Article unique
L’Assemblée nationale,
Vu l’article 34‑1 de la Constitution,
Vu l’article 136 du Règlement de l’Assemblée nationale,
Considérant que les épisodes caniculaires sont désormais annuels et de plus en plus intenses, avec des vigilances rouges déclenchées en 2019, 2020, 2022, 2023 et 2025 ;
Considérant que durant les quatre épisodes de l’été 2023, près de 1 500 décès ont été directement attribués à la chaleur, et plus de 5 000 décès ont été comptabilisés sur l’ensemble de la période estivale, soit 3 % de la mortalité totale entre juin et septembre ;
Considérant que les passages aux urgences pour des pathologies liées à la chaleur, telles que l’hyperthermie, la déshydratation et les coups de chaleur, ont été multipliés par 2 lors des épisodes caniculaires, et ont entraîné plus de 10 600 hospitalisations entre juin et septembre 2023 et 20 000 recours aux urgences en lien avec la chaleur ;
Considérant que la mort liée à la chaleur frappe particulièrement les personnes âgées, responsables de plus de la moitié des passages aux urgences et de 75 % des décès caniculaires, mais qu’un nombre croissant de victimes sont en situation de précarité extrême, notamment personnes sans‑abri, migrants, travailleurs en plein air, femmes enceintes et enfants isolés ;
Considérant que la Cour des comptes a identifié des manques persistants dans le dispositif actuel : absence de prise en compte suffisante de la morbidité liée à la chaleur, de la situation des personnes sans domicile, et d’une préparation accrue des établissements et services sociaux et médico‑sociaux en cas d’alerte canicule ;
Considérant les recommandations de la Cour des comptes d’une meilleure structuration des plans canicule, des registres actualisés des publics vulnérables, et l’inventaire des capacités d’accueil rafraîchies ;
Considérant que les acteurs de terrain – Fondation pour le logement des défavorisés, Fédération des acteurs de la solidarité, Samu social, Croix‑Rouge – alertent sur le fait que les personnes sans‑abri, en squats ou bidonvilles, ainsi que les enfants à la rue, sont systématiquement oubliés dans la réponse institutionnelle, faute de coordination, d’ouverture de lieux frais et de renforts des maraudes ;
Considérant que les conditions de vie indignes – absence d’ombrage, rues exposées – exposent quotidiennement des milliers de sans‑abri à une précarité thermique extrême, amplifiée par le phénomène d’îlot de chaleur urbain ;
Considérant les recommandations de l’Agence régionale de santé préconisant l’usage systématique de brumisateurs, fontaines, ventilateurs, et une information ciblée pour les populations en difficulté ;
Considérant l’urgence climatique, l’augmentation significative des vagues de chaleur et les projections alarmantes du Groupe d’experts intergouvernemental sur l’évolution du climat selon lesquelles les journées chaudes seront la norme, rendant indispensable un dispositif national adapté, coordonné et durable ;
Invite le Gouvernement à instaurer un dispositif interministériel national « Grand Chaud », déclenché automatiquement lors des alertes canicule émises par Météo France, et piloté par les préfectures et les Agences régionales de santé en coordination avec les associations, les collectivités territoriales et les services de secours.

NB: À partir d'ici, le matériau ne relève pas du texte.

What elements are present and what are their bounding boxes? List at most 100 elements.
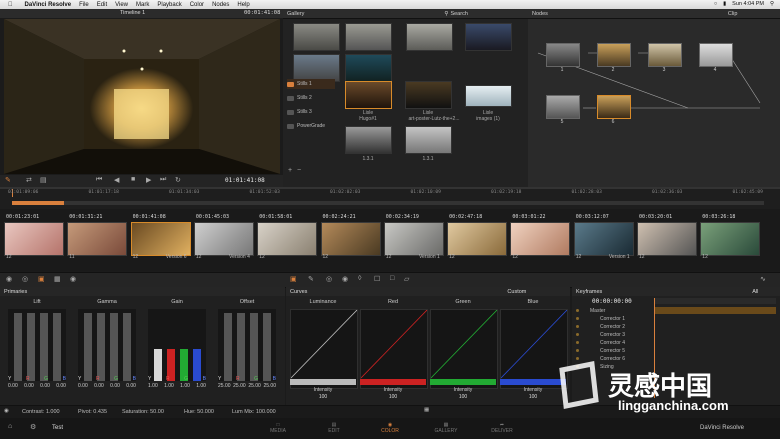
still-thumbnail[interactable]: [465, 85, 512, 107]
pencil-icon[interactable]: ✎: [5, 176, 11, 184]
channel-bar[interactable]: [250, 312, 258, 381]
channel-bar[interactable]: [84, 312, 92, 381]
tab-gallery[interactable]: ▦ GALLERY: [426, 422, 466, 434]
skip-forward-icon[interactable]: ⏭: [160, 176, 166, 184]
tab-color[interactable]: ◉ COLOR: [370, 422, 410, 434]
loop-icon[interactable]: ↻: [175, 176, 181, 184]
clip-mode[interactable]: Clip: [728, 11, 737, 17]
node-5[interactable]: [546, 95, 580, 119]
wheel-bars[interactable]: [78, 309, 136, 381]
intensity-value[interactable]: 100: [290, 394, 356, 400]
curve-editor[interactable]: [360, 309, 428, 389]
window-icon[interactable]: ◎: [326, 275, 332, 283]
key-icon[interactable]: ☐: [374, 275, 380, 283]
memory-still[interactable]: [293, 54, 340, 82]
memory-still[interactable]: [465, 23, 512, 51]
blur-icon[interactable]: ◊: [358, 275, 361, 282]
keyframe-dot-icon[interactable]: [576, 317, 579, 320]
wifi-icon[interactable]: ○: [714, 1, 717, 7]
keyframe-dot-icon[interactable]: [576, 325, 579, 328]
curves-icon[interactable]: ▣: [290, 275, 297, 283]
settings-icon[interactable]: ⚙: [30, 423, 36, 431]
color-wheels-icon[interactable]: ◉: [6, 275, 12, 283]
channel-bar[interactable]: [110, 312, 118, 381]
channel-bar[interactable]: [237, 312, 245, 381]
stop-icon[interactable]: ■: [131, 176, 135, 183]
play-icon[interactable]: ▶: [146, 176, 151, 184]
status-icon[interactable]: ◉: [4, 408, 9, 414]
still-thumbnail[interactable]: [345, 126, 392, 154]
apple-icon[interactable]: : [8, 2, 13, 8]
album-stills-3[interactable]: Stills 3: [287, 107, 335, 117]
keyframe-row[interactable]: Master: [576, 307, 605, 314]
wheel-value[interactable]: 0.00: [40, 383, 50, 389]
tab-media[interactable]: □ MEDIA: [258, 422, 298, 434]
wheel-bars[interactable]: [218, 309, 276, 381]
saturation-value[interactable]: Saturation: 50.00: [122, 409, 164, 415]
memory-still[interactable]: [345, 23, 392, 51]
clip-item[interactable]: 00:01:23:01 12: [4, 214, 64, 260]
clip-item[interactable]: 00:01:31:21 11: [67, 214, 128, 260]
remove-icon[interactable]: −: [297, 167, 301, 174]
wheel-value[interactable]: 25.00: [263, 383, 276, 389]
intensity-slider[interactable]: [290, 379, 356, 385]
clip-item[interactable]: 00:01:58:01 12: [257, 214, 318, 260]
keyframe-row[interactable]: Corrector 2: [576, 323, 625, 330]
keyframe-dot-icon[interactable]: [576, 333, 579, 336]
menu-nodes[interactable]: Nodes: [212, 2, 229, 8]
album-powergrade[interactable]: PowerGrade: [287, 121, 335, 131]
wheel-value[interactable]: 0.00: [126, 383, 136, 389]
tab-deliver[interactable]: ➦ DELIVER: [482, 422, 522, 434]
album-stills-1[interactable]: Stills 1: [287, 79, 335, 89]
tracker-icon[interactable]: ◉: [342, 275, 348, 283]
channel-bar[interactable]: [27, 312, 35, 381]
channel-bar[interactable]: [263, 312, 271, 381]
still-thumbnail[interactable]: [345, 81, 392, 109]
keyframe-row[interactable]: Corrector 1: [576, 315, 625, 322]
intensity-value[interactable]: 100: [360, 394, 426, 400]
wheel-bars[interactable]: [148, 309, 206, 381]
master-track[interactable]: [654, 307, 776, 314]
memory-still[interactable]: [406, 23, 453, 51]
intensity-slider[interactable]: [360, 379, 426, 385]
qualifier-icon[interactable]: ✎: [308, 275, 314, 283]
pivot-value[interactable]: Pivot: 0.435: [78, 409, 107, 415]
clip-item[interactable]: 00:02:24:21 12: [320, 214, 381, 260]
memory-still[interactable]: [293, 23, 340, 51]
keyframe-dot-icon[interactable]: [576, 349, 579, 352]
3d-icon[interactable]: ▱: [404, 275, 409, 283]
keyframe-row[interactable]: Corrector 5: [576, 347, 625, 354]
search-icon[interactable]: ⚲: [444, 11, 448, 17]
clip-item[interactable]: 00:03:01:22 12: [510, 214, 571, 260]
project-manager-icon[interactable]: ⌂: [8, 423, 12, 430]
lum-mix-value[interactable]: Lum Mix: 100.000: [232, 409, 276, 415]
wheel-value[interactable]: 25.00: [218, 383, 231, 389]
node-3[interactable]: [648, 43, 682, 67]
wheel-value[interactable]: 0.00: [56, 383, 66, 389]
wheel-value[interactable]: 25.00: [248, 383, 261, 389]
wheel-bars[interactable]: [8, 309, 66, 381]
wheel-value[interactable]: 0.00: [24, 383, 34, 389]
wheel-value[interactable]: 1.00: [148, 383, 158, 389]
node-editor[interactable]: Nodes Clip 1 2 3 4 5 6: [528, 9, 780, 187]
waveform-icon[interactable]: ∿: [760, 275, 766, 283]
hue-value[interactable]: Hue: 50.000: [184, 409, 214, 415]
keyframes-filter[interactable]: All: [752, 289, 758, 295]
keyframe-row[interactable]: Corrector 3: [576, 331, 625, 338]
bypass-icon[interactable]: ▤: [40, 176, 47, 184]
video-viewer[interactable]: [4, 19, 280, 174]
wheel-value[interactable]: 0.00: [94, 383, 104, 389]
step-back-icon[interactable]: ◀: [114, 176, 119, 184]
channel-bar[interactable]: [224, 312, 232, 381]
menu-view[interactable]: View: [115, 2, 128, 8]
wheel-value[interactable]: 0.00: [78, 383, 88, 389]
wheel-value[interactable]: 0.00: [110, 383, 120, 389]
node-6-selected[interactable]: [597, 95, 631, 119]
sizing-icon[interactable]: □: [390, 275, 394, 282]
contrast-value[interactable]: Contrast: 1.000: [22, 409, 60, 415]
clip-item[interactable]: 00:01:41:08 12 Version 6: [130, 214, 191, 260]
keyframe-ruler[interactable]: [654, 298, 776, 304]
channel-bar[interactable]: [97, 312, 105, 381]
clip-item[interactable]: 00:03:12:07 12 Version 1: [573, 214, 634, 260]
primaries-icon[interactable]: ▣: [38, 275, 45, 283]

Ce dispositif interministériel “Grand Chaud” prévoirait notamment l’ouverture massive de lieux rafraîchis accessibles à toutes et tous ; le renforcement des maraudes de rue, y compris en horaires de nuit ; la mise à disposition de moyens d’urgence adaptés et la mobilisation d’une cellule de crise sanitaire et sociale « Grand Chaud » au niveau départemental et national.